Donnerstag, 08.10.2020, 14.00 Uhr

Alignment Models for Recurrent Neural Networks

  • Zoom:
  • Referent: Diplom-Informatiker Patrick Doetsch



Over the last decade a new standard for modeling automatic speech recognition systems (ASR) and handwriting recognition systems (HWR) has been established by combining hidden Markov models (HMM) with recurrent neural network (RNN) observation models. While earlier approaches with feed-forward neural networks require a fine-graded time-synchronous alignment between the input data and the output transcription, RNNs are capable of modeling the sequential nature of the speech signal or text line image directly. The aim of this thesis is to investigate how these sequential modeling properties affect the training of ASR and HWR observation models on large-scale corpora.

In the first part of the thesis we investigate the training procedure of several RNN topologies. We hereby focus on variants of the long short-term memory (LSTM) and measure their performance on different corpora. For this purpose we introduce a software package for large-scale RNN training, which was developed as part of this thesis. Different methods to improve training performance are discussed and we demonstrate their effectiveness on several large tasks.

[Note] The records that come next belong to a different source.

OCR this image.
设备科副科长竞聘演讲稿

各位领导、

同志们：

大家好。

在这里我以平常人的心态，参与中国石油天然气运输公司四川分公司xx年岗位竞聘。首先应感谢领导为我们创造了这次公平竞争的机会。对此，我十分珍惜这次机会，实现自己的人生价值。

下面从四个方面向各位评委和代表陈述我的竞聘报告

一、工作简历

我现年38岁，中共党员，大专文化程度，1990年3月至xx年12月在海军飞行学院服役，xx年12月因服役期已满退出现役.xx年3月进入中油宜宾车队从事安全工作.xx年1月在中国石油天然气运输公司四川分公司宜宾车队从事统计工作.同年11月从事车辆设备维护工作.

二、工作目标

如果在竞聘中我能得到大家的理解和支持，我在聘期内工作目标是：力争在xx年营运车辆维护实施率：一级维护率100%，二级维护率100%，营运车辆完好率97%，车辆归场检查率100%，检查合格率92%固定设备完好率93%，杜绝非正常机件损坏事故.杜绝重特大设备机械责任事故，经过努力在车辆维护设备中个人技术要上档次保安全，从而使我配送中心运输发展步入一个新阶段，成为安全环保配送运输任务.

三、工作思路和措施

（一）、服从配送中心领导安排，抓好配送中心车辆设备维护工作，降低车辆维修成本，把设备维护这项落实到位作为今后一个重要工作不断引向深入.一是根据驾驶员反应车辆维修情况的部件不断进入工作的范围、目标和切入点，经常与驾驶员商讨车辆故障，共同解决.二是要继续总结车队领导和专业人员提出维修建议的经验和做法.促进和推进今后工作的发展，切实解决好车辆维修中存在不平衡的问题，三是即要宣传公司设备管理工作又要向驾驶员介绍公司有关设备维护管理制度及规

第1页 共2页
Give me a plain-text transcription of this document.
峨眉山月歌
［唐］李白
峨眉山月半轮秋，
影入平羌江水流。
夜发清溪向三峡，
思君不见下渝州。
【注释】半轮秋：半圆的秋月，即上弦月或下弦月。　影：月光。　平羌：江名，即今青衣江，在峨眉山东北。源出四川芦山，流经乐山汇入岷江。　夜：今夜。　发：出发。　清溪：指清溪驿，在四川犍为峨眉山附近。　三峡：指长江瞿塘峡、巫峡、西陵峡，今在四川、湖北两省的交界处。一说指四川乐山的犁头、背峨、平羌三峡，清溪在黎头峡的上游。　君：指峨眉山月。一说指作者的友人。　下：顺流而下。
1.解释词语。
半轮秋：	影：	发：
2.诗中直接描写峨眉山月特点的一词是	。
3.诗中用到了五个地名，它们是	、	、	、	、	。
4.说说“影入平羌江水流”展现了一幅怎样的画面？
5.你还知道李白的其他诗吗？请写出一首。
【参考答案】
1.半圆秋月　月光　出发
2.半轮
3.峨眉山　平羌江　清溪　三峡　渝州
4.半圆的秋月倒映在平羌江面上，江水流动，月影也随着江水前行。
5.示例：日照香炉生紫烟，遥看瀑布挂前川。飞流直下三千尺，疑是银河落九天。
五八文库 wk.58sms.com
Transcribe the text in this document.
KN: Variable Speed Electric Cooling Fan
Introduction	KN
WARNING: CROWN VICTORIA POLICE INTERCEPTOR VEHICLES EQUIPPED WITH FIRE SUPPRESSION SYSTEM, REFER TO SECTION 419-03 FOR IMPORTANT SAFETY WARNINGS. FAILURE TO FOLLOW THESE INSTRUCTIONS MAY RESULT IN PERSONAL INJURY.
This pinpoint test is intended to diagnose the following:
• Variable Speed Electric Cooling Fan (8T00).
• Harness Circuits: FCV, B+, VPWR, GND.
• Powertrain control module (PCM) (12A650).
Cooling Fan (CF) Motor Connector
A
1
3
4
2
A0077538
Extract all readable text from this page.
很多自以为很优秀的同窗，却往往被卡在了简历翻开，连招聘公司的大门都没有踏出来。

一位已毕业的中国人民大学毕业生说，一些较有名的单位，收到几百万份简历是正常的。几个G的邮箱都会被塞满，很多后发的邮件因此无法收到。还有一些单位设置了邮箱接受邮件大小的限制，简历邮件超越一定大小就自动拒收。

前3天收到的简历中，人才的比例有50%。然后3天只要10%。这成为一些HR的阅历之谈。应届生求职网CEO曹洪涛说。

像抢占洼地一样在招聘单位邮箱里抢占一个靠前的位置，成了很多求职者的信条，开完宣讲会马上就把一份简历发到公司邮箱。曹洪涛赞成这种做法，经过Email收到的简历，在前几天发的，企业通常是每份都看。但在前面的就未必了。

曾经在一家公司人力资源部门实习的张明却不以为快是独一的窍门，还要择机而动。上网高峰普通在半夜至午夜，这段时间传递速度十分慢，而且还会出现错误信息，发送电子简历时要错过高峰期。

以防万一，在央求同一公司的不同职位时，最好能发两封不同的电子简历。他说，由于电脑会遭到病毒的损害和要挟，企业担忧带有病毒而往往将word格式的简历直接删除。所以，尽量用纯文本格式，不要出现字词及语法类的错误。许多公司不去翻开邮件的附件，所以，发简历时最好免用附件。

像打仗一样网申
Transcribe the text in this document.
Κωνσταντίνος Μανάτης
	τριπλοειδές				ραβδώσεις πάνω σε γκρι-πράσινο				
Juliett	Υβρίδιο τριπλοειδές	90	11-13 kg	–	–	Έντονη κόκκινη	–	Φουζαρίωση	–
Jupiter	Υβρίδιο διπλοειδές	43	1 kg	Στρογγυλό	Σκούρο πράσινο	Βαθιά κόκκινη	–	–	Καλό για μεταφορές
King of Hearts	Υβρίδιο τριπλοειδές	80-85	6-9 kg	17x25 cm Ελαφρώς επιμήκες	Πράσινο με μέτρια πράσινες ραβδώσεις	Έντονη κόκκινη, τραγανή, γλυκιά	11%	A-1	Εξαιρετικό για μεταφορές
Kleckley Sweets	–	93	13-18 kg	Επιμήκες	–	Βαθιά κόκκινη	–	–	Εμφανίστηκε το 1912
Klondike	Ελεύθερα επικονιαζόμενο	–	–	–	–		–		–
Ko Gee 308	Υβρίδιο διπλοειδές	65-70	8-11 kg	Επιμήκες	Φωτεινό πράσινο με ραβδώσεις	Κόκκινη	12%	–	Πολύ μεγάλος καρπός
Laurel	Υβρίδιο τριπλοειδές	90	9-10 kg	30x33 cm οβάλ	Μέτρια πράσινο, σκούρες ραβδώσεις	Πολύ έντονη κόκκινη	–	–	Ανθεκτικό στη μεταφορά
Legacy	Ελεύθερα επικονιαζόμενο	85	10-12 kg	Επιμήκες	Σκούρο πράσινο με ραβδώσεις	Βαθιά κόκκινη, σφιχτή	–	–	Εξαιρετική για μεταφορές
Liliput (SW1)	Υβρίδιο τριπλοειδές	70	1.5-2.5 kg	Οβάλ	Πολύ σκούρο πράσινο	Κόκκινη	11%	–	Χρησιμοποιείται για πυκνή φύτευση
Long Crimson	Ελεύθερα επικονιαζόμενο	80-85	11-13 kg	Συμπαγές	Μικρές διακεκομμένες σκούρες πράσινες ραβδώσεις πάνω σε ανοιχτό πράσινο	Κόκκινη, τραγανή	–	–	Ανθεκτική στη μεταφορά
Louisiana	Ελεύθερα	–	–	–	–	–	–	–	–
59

In the second part of this thesis we study the effects of the temporal modeling capabilities of RNNs on the time-synchronous alignment approach, which has been used in combination with HMMs over the last decade. Our focus here are variants of the connectionist temporal classification (CTC) HMM topology. Based on the insights gained from this study, we investigate label-synchronous alignment approaches for HWR and ASR. These alignment methods do not rely on time alignments, but generate the output transcription label-by-label while taking specific parts of the input signal into account. First, we describe an encoder-decoder system with an attention mechanism for HWR. We then combine this idea with the classical approach by deriving so-called inverted alignments, which allow to formalize label-synchronous alignments in the context of HMMs. We evaluate our novel approach in different experimental settings and present results on a large ASR corpus.


Es laden ein: die Dozentinnen und Dozenten der Informatik